Extensive documentation is needed to apply for the K-1 visa, along with potential proof that the relationship is indeed legitimate. An experienced immigration lawyer can help ensure the future of your marriage and residence in the U.S.

V Visa

The V visa is a nonimmigrant category of the Legal Immigration Family Equity Act (LIFE), which was made to reunite family members of lawful permanent residents who had been or could be separated due to long waiting periods of different visas’ application processes. The V visa allows the family members to reside in the U.S. before the immigration process is fully completed.

A child or a spouse of a lawful permanent resident who would like to apply for the V visa must meet the following requirements:

  • Form I-130, Petition for Alien Relative, must be filed by the U.S. lawful permanent resident on or before December 21, 2000;
  • The petition’s priority date must not be current, and it must be at least three years old;
  • The applying individual cannot have already had or scheduled an interview;
  • The petition cannot have already been submitted or undergoing processing with the U.S. embassy or foreign consulate;
  • The applying individual must qualify in all other regards for immigration.

It is likely that the issuing of V visas has come to a halt, as most of the applying individuals have already become applicants with priority dates on or before the designated date. In addition, no new applicants will meet the criteria listed above.

K-3 Visa

The reason for the K-3 visa is to shorten the amount of time in which a U.S. citizen and a foreign spouse must be physically separated due to an immigrant visa petition, which can take a substantial amount of time to process. This visa is obtained by the foreign spouse overseas before he or she is admitted into the U.S. When the petition is approved, he or she may apply to adjust status as a lawful permanent resident under the approval of Immigration Services and the Department of Homeland Security. The country in which the petition is filed for the applying individual must be the same country in which the marriage took place.

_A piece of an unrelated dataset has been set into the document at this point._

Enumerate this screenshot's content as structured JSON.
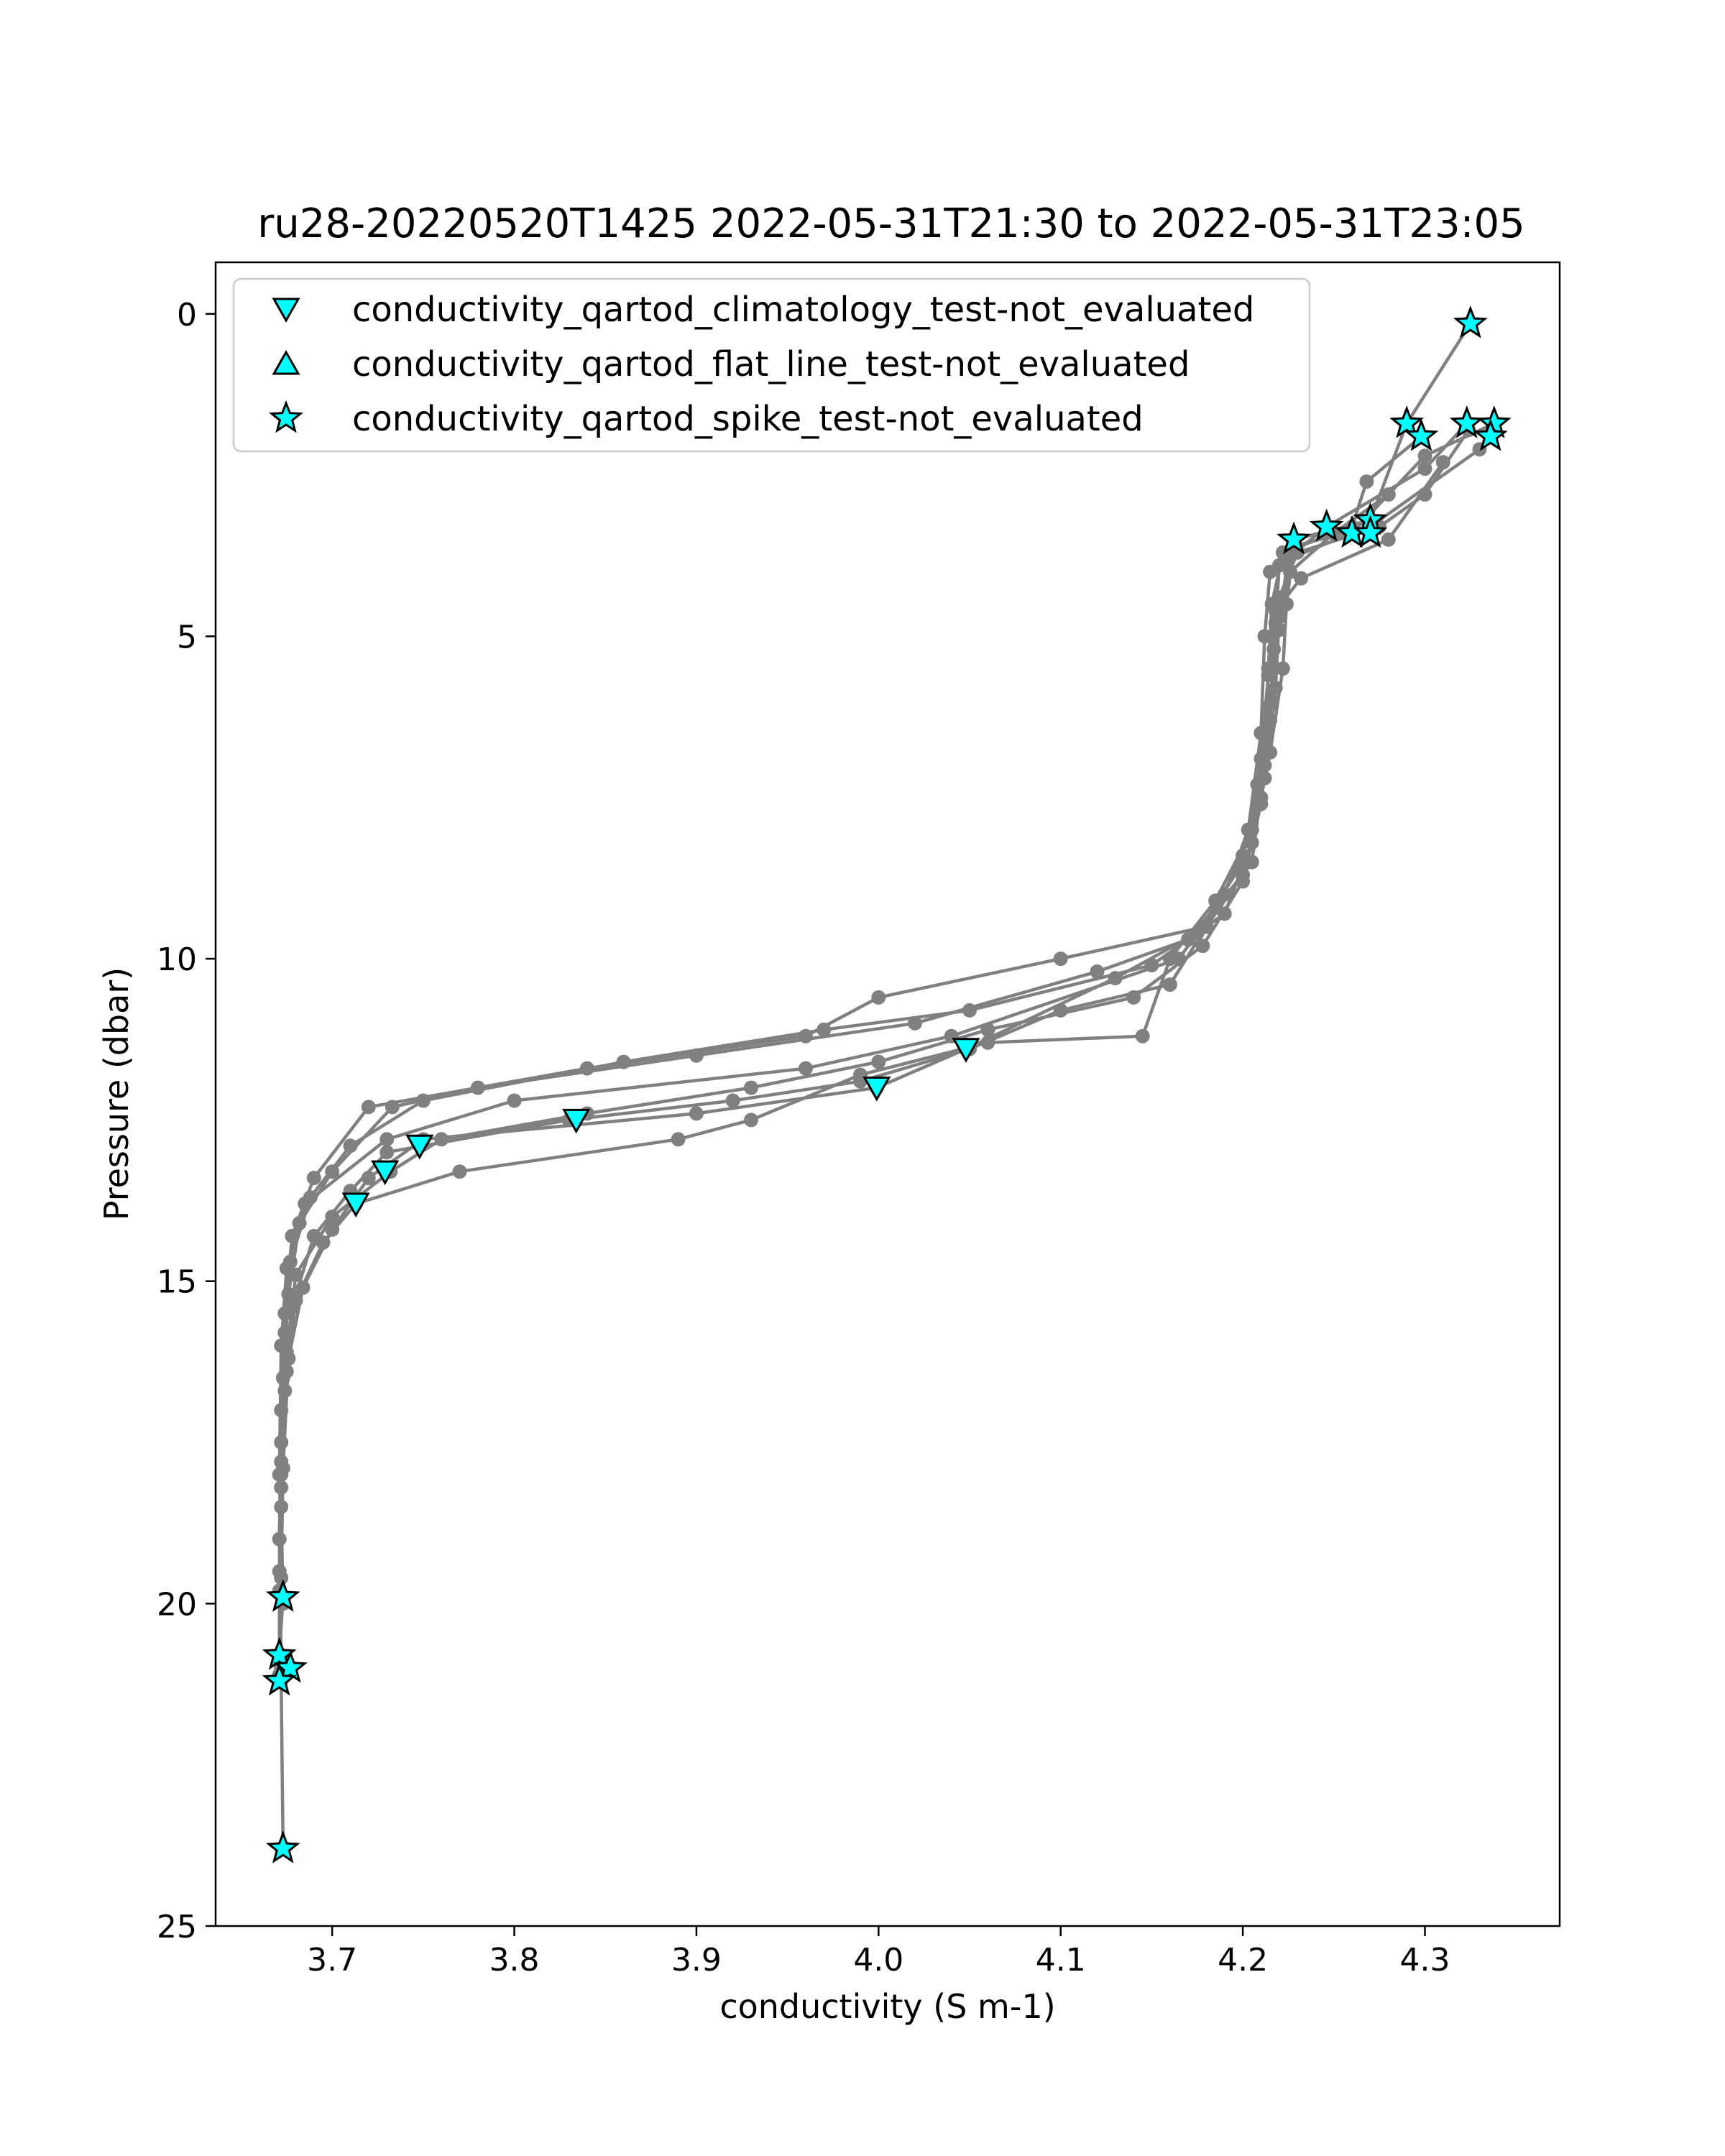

Before applying for the K-3 visa, it is important to understand what qualifies as a “spouse” under immigration law:

  • Common-law marriages may apply in some cases in accordance to the laws of the country where it was established;
  • Only the first spouse in a polygamous marriage may qualify for immigration purposes;
  • Same-sex marriage is not currently recognized for immigration;
  • Living in the same household does not enable a spouse under the K-3 visa.

Violence Against Women Act

Created to help battered women in abusive situations, the Violence Against Women Act allows spouses and children of U.S. citizens or lawful permanent residents to obtain green cards by means of self-petition. In this case, the abuser is not required to aid in the process. To qualify for this act, an immigrant must have been subject to violence and/or cruelty to a certain extent by a U.S. citizen (or lawful permanent resident) within a marriage, or be the parent of a child who suffered from the same type of treatment. To be eligible for the Violence Against Women Act, the battered immigrant must actually be married to the citizen or resident prior to filing, but a petition may be enacted if an abuse-related divorce resulted within the two years before filing. The law also specifies that the abuse had to have occurred in the U.S., unless the abusive citizen or resident is an employee for the U.S. government or part of the U.S. armed forces. A few things that will be considered about the battered individual include strong moral fiber and an entry into the marriage on good faith, rather than for the purpose of obtaining residency or citizenship. In addition, a child can also self-petition for the Violence Against Women Act, and any proof of the relationship between the parent and the child benefits the pursuit.